Tony Newland 09-06-2010 09:42 PM

let us know how it goes :) I hope your pleased with the performance, We're starting to get feedback from racers all over that are getting their engines broken in and on the track. The response has been nothing short of excellent.

Most racers compare the power to a speed or Novarossi but smoother powerband and better fuel economy

wingracer 09-06-2010 09:47 PM


Originally Posted by Tony Newland (Post 7902077)
Here is some good info on tuning, plugs etc.

http://www.racerdist.com/category_s/8.htm

I've been using the Cryul breakin routine lately and my engines have been very consistent and still have a ton of pinch......WOT controlling RPM with HSN blubbering rich.

I recommended the Cyrul break in to a guy on here a while back that was in a hurry to do his break in. Man people bashed me for that :D

Still not my favorite method but does work great in a pinch.

Tony Newland 09-06-2010 10:00 PM

Really?

I think we all arrive at the same place after breakin with any method if theyre done properly. I like sending a ton of fuel through the bearings and rod at first so it has an abundance of oil available. I've done my last 3 engines that way and they all run stellar. I think I could make some easy cash if I were to bet an experienced racer how much fuel has been ran through them by looking at the internals. They all look new still with a perfect polish at the top of the pinch zone on the piston. By all indications, I should be able to wale on these for a long time :)

wingracer 09-07-2010 07:39 AM

I agree completely Tony but you have to admit that if you have never done it before and never heard of it before, it sounds kinda nuts :D

I never would have even considered it if Josh wasn't the one recommending it. Glad to hear more people are trying it with good results.

Roelof 09-07-2010 07:59 AM

Running in an engine is an endless discussion, It seems no one can blame or praise the engine itself if the outcome is bad or good. Todays engines still have tolerances and sometime they do fall right to get the best performance and sometimes those tolerances do fall bad making it a good engine but not as bad we could get 20 years ago.

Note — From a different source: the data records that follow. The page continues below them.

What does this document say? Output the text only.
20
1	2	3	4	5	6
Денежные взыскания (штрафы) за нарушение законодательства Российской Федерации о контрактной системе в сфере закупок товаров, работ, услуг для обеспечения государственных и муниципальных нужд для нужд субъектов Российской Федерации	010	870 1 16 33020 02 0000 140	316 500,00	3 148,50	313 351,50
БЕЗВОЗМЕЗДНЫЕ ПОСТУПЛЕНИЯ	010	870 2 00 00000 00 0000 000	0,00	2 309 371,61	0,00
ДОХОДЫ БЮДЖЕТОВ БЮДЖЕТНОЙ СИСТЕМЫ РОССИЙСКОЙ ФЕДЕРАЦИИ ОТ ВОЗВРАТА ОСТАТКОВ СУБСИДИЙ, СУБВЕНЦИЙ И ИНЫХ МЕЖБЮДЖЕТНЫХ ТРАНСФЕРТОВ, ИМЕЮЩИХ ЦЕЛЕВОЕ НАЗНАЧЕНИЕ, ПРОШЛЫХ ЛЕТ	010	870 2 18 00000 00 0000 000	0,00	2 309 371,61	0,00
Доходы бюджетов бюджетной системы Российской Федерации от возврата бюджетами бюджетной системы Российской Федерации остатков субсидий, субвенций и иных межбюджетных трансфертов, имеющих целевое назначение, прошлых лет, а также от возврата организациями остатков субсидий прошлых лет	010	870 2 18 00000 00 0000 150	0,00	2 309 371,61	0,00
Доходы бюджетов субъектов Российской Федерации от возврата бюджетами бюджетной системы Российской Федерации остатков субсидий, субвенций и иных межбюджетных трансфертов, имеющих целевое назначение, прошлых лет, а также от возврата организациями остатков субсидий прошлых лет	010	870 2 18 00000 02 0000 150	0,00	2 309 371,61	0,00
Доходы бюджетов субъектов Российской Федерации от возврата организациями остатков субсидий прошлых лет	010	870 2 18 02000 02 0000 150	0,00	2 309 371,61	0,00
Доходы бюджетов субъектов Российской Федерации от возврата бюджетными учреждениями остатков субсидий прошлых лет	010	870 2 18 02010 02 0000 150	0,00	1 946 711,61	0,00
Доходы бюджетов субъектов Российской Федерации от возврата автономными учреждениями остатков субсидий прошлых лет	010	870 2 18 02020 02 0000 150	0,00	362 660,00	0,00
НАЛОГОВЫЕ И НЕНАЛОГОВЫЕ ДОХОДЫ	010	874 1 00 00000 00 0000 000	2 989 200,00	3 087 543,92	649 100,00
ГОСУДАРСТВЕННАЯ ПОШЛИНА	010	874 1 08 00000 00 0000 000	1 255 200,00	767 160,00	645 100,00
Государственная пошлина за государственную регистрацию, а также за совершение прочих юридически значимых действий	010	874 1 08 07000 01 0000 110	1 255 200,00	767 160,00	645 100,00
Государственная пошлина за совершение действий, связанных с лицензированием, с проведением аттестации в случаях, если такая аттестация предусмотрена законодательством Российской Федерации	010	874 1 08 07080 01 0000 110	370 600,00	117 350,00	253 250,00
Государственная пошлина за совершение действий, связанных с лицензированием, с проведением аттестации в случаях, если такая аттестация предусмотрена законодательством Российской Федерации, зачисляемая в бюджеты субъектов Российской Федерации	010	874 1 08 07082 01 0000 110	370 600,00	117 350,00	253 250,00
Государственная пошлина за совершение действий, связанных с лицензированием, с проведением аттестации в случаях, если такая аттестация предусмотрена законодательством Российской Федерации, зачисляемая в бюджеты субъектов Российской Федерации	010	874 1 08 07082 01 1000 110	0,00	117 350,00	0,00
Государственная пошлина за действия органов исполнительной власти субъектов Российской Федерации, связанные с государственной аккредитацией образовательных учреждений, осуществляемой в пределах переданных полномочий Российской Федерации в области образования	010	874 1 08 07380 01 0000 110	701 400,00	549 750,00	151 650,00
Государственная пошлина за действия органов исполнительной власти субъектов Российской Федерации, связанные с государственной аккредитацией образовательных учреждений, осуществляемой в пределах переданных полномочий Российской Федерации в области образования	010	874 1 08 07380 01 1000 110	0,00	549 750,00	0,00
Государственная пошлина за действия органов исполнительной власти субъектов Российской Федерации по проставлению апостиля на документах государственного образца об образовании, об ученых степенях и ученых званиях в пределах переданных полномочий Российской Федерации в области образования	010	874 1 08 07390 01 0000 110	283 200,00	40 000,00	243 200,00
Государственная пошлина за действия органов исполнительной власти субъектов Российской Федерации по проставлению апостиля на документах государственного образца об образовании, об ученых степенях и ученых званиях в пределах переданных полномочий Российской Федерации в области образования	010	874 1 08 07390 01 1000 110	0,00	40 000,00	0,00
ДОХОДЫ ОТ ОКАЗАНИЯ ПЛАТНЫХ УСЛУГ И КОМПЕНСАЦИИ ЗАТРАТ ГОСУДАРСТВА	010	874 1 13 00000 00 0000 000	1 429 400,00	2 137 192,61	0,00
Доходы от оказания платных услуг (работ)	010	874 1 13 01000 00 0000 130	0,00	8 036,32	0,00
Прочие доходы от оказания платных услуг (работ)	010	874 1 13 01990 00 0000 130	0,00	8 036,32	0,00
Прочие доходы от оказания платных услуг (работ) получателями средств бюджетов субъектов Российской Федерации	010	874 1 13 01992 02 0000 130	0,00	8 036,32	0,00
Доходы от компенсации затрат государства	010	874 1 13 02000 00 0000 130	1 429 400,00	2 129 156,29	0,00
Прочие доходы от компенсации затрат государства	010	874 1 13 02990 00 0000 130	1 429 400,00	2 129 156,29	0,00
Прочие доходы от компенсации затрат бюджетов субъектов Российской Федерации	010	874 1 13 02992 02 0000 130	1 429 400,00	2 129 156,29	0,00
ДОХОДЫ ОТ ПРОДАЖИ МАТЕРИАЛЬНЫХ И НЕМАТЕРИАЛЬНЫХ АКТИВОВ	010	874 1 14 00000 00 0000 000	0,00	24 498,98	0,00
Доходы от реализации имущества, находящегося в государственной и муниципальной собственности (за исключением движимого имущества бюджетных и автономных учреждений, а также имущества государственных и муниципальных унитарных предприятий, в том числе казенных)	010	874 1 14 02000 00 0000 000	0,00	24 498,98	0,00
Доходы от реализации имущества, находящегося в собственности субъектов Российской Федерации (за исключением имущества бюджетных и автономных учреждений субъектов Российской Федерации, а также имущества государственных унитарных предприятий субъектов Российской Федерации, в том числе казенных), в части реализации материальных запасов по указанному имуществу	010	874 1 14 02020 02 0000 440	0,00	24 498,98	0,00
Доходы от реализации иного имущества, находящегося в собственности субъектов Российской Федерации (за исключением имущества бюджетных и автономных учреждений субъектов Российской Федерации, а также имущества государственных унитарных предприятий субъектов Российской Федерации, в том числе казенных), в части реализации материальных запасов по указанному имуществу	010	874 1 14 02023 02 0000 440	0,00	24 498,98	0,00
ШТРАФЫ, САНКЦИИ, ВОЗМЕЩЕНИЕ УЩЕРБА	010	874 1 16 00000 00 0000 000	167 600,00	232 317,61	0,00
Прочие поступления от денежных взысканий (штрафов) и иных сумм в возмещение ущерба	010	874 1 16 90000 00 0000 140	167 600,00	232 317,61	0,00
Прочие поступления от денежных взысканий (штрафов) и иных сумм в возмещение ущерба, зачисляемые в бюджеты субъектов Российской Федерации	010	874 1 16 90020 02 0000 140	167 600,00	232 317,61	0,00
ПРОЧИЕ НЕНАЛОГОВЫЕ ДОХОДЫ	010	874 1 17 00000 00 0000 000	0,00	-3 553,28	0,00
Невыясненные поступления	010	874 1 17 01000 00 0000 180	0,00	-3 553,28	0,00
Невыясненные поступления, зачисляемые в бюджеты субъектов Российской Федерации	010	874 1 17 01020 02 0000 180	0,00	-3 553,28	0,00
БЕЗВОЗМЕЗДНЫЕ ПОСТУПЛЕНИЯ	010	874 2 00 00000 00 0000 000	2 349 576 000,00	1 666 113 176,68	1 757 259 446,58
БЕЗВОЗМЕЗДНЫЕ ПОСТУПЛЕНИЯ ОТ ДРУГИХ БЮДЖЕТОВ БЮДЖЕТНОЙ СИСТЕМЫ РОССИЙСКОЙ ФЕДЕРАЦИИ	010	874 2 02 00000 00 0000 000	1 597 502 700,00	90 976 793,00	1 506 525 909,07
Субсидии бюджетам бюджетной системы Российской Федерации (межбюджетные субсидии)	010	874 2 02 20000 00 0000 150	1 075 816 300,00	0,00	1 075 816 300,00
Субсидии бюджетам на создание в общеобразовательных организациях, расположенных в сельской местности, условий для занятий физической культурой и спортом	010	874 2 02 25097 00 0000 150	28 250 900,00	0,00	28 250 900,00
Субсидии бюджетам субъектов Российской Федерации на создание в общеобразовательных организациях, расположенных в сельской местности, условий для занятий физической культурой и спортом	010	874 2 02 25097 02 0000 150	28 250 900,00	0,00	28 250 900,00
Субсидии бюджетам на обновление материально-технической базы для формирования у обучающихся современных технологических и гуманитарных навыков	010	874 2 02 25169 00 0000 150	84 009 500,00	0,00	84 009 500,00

I am involved with the development of an engine and we have tryed all kind of running in processes and we must say the outcome is not to see in performance but it is shown by scratches on the piston and later on in the the lifespan.
The best way we have is first remove the head and only using the buttonhead. The temperature will be at normal operating temperature but with still with a very rich setting. That will give a large expansion of the sleeve giving less forces on the crankshaft, bearings, piston and rod because the pinch is low. After 2 tanks we switch to a half size head and later on to the full head.
With this there are almost no visable scratches and the piston does show a nice polishing edge every time.